Things are so bad these days in Mexico City that if you insist on not watching the World Cup, you could wind up watching How to Train Your Dragon 2, where Cate Blanchett does worse things to Irish accents than Germany did to Brazil. As we know from earlier exercises, Cate is better at being a French person than French people are, and in HTTYD2 she’s better at doing the worst Irish accent in the world than Tom Cruise, the previous record holder. It’s an animated movie; all Cate had to DO was talk, but apparently spending a week of so in a looping booth didn’t give her time to get into character, and her accent derails every scene she’s in and even some that she’s not in. The one good thing about it is that whenever she’s on screen you kind of forget the other accent disaster of how an island full of Scots vikings with no outside influences could breed a pack of irritating teenagers who all sound like Californians.
Good stuff; if you’ve always wished Gerald Butler would just DIE but you don’t think that 300 is kid-friendly, this is the movie you’ve been waiting for. If you’ve always thought Quidditch wasn’t quite stupid enough, the opening sequence will make your day. (If you’re JK Rowling’s IP lawyer, you’re probably hissing like a kettle made out of the Statue of Liberty about three minutes into the sequence and just flat out detonating when they produce a black sneetch, sorry, sheep, which is worth enough to win the whole game in one go even if you haven’t scored at all up to now.

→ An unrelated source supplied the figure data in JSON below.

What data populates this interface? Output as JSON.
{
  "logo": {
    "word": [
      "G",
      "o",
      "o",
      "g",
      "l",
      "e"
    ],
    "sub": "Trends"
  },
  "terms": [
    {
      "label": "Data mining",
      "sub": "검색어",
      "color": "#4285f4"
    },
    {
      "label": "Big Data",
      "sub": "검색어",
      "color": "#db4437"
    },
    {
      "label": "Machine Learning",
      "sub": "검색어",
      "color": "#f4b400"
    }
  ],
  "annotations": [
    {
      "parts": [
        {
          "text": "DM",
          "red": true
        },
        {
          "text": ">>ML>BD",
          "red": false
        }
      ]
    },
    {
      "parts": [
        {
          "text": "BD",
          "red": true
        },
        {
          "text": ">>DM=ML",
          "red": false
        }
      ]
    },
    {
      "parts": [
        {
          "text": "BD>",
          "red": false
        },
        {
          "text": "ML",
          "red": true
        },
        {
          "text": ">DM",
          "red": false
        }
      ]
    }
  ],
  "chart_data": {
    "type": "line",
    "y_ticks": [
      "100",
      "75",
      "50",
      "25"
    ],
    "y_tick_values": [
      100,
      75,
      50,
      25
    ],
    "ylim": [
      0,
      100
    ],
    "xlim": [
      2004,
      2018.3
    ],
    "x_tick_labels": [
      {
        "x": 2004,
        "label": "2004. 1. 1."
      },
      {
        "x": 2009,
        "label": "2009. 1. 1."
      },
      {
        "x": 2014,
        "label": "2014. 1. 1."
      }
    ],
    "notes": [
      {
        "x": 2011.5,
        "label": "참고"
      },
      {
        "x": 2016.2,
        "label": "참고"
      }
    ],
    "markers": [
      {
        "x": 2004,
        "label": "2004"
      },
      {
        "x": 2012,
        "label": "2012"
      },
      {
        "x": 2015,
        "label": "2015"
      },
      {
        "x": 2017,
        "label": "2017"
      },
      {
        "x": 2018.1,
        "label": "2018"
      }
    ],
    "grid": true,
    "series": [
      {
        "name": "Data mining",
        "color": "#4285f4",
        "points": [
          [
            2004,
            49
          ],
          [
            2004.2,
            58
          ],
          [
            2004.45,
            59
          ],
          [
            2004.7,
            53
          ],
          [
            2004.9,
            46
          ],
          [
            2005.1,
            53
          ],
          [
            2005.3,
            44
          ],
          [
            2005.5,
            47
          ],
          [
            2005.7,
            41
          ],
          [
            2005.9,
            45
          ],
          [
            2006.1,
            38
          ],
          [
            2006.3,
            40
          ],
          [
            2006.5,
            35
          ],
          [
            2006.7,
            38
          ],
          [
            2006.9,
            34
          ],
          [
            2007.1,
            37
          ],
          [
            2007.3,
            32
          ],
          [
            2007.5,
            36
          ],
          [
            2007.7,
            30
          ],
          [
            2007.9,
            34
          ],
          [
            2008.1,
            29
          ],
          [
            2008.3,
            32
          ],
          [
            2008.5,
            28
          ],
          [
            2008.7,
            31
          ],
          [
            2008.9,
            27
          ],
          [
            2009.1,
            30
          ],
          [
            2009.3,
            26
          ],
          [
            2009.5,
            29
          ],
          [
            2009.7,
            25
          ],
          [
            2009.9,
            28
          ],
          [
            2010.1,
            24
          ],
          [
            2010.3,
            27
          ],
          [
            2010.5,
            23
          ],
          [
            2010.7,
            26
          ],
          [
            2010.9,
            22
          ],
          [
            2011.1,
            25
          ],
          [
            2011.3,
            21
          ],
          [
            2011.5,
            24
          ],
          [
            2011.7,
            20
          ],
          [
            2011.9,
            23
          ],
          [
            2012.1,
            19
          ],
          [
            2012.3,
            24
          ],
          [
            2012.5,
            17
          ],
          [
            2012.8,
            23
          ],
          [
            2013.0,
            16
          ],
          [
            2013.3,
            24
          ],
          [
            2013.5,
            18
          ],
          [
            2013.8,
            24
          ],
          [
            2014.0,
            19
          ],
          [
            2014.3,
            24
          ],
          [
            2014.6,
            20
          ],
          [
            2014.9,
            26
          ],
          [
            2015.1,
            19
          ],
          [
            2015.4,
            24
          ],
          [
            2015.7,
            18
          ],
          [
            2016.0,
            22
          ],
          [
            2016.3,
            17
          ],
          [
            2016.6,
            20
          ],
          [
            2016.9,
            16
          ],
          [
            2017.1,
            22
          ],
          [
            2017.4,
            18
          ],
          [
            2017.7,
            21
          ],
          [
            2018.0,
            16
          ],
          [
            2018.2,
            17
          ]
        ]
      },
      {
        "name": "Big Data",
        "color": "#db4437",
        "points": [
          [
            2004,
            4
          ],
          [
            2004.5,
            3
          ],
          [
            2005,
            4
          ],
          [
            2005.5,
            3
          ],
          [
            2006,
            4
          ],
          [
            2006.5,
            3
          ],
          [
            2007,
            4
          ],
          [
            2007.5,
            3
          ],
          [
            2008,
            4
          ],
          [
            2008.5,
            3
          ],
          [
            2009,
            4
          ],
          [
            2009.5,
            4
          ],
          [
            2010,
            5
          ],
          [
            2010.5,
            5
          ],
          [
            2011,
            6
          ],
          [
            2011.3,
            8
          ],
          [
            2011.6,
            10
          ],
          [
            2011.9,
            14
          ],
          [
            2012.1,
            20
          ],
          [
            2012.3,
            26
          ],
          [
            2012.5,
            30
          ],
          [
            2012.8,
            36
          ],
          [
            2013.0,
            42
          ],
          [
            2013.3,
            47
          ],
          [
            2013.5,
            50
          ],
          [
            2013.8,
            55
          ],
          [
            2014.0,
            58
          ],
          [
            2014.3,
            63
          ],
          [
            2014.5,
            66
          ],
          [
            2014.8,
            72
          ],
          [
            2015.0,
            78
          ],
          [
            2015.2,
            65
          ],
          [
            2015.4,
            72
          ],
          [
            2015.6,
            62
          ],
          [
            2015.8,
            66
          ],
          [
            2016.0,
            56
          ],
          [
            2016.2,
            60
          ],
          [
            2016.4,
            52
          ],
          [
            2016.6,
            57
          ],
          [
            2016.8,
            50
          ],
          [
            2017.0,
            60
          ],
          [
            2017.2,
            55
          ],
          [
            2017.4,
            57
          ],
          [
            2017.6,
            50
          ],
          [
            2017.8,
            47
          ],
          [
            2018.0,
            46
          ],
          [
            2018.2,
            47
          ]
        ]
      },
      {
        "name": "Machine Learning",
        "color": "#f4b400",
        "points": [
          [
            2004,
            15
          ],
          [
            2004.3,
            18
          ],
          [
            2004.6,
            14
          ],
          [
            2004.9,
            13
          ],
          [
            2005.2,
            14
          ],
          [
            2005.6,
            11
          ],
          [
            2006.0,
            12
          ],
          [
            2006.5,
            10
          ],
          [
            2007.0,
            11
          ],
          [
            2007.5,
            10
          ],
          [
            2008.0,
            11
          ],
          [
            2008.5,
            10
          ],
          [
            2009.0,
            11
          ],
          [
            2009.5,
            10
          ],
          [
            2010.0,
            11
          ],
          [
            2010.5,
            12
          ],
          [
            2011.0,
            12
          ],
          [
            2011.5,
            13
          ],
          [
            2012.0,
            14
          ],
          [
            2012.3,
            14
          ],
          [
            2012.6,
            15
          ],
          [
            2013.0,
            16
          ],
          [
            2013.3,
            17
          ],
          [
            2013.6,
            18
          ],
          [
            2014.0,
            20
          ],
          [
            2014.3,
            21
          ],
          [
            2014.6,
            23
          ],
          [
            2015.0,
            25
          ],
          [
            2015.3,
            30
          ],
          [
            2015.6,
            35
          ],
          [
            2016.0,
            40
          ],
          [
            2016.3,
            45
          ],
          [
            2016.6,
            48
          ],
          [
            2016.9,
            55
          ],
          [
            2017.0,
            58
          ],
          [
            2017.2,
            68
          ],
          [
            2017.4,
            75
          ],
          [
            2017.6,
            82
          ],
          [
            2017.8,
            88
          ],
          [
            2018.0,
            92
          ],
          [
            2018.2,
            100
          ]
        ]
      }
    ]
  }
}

It’s tempting to pretend to analyse the whole thing as though it were a carefully thought allegory of something in the real world, but I couldn’t think of a funny enough through line. Are dragons an allegory for air power? Is the movie trying to tell us that if air power falls into the hands of faceless hordes led by some dusky complected scar-face, fear and terror will befall the world, whereas if cute dumb Californian accented moppets and their comedy Scottish sidekicks are running the airpower, only bad folks will get their houses and lives exploded? What’s the message in having Kristen Wiig voice a lanky teenage girl who spends the whole movie ogling beefcake? Is it a clever comment on how teenage boys snigger at girls while leering at their arses, or is it supposed to represent female empowerment to do the same thing? Does Kristen Wiig really have nothing better to do than leer “Me likey” at random hunks?
Bizarrely enough, the director says that he based this movie on The Empire Strikes Back. I think I’m just going to let that sit there. No, wait. Does that mean that the third one is going to have Ewoks?